Tuning of DFIG Wind Turbine Controllers with Voltage Regulation Subjected to Electrical Faults Using a PSO Algorithm

• Published in: Journal of control, automation & electrical systems Vol. 32; no. 5; pp. 1417 - 1428
• Main Authors: Aguilar, Milton Ernesto Barrios, Coury, Denis Vinicius, Machado, Fernanda Ribeiro, Reginatto, Romeu
• Format: Journal Article
• Language: English
• Published: New York Springer US 01.10.2021; Springer Nature B.V
• Subjects: Active damping; Algorithms; Control; Control and Systems Theory; Control stability; Controllers; Electric potential; Electrical Engineering; Electrical faults; Engineering; Induction generators; Mechatronics; Parameters; Particle swarm optimization; Proportional integral; Robotics; Robotics and Automation; Stiffness; Tuning; Turbines; Voltage; Wind turbines; Comparison “trial and error”-PSO; Electrical and mechanical modeling; PV controle; Maximum power point tracking; PI controllers
• ISSN: 2195-3880; 2195-3899; 2195-3899
• DOI: 10.1007/s40313-021-00779-w

The doubly fed induction generator (DFIG) wind turbine is the most used in wind generation, and there are different control strategies for this type of machine.
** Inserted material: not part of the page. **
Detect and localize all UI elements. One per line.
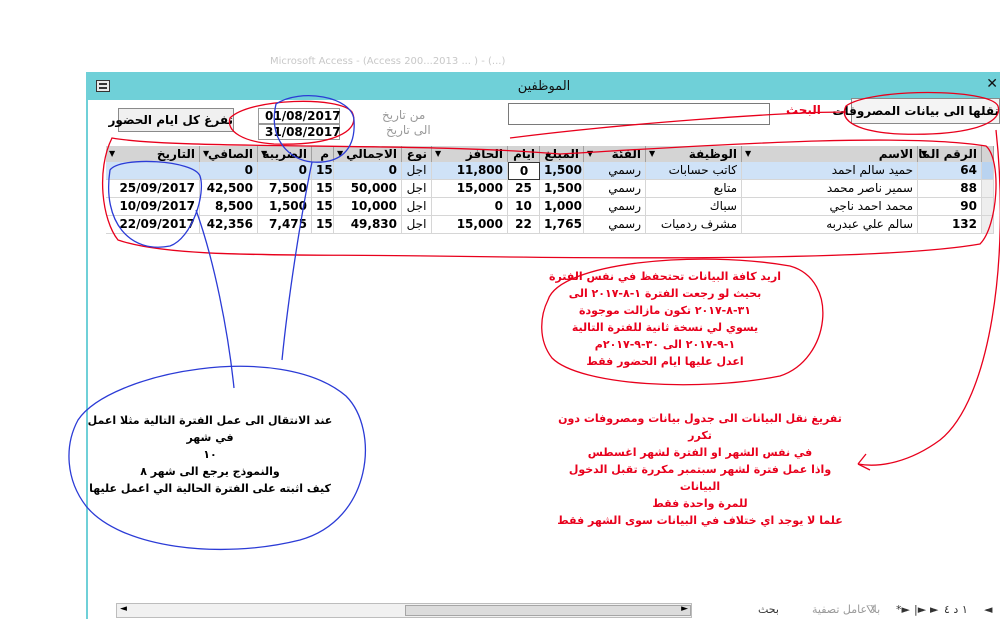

The correct choice of the proportional-integral (PI) controller parameters values determine the stability and performance of the DFIG when subjected to a transient disturbances. This research considers the DFIG with active power and voltage (PV) control loops, and seeks to adjust the PI controllers parameters to obtain a damped behavior and small peaks in the electrical and mechanical variables when the wind turbine is subjected to electrical faults. For the tuning, a particle swarm optimization (PSO) algorithm that minimizes an objective function (OF) is proposed, derived from the weighting of three objectives related to the dynamic performance of the wind turbine during the fault. In addition, for comparative purposes another tuning is performed via the “trial and error” method (T&E). The results of computer simulations showed that the PSO is an effective tool for this nonlinear and continuous problem, achieving an adequate tuning of the PI controller parameters, in addition to showing the difficulties of the “trial and error” method, as it is not systematic. The proposed PSO method provided a tuning improving the performance of the penalized quantities, damping the electrical and mechanical oscillations, with low peaks in the active power, terminal voltage remained within the pre-established limits, and preserving performance for different fault intensities and shaft stiffness variations.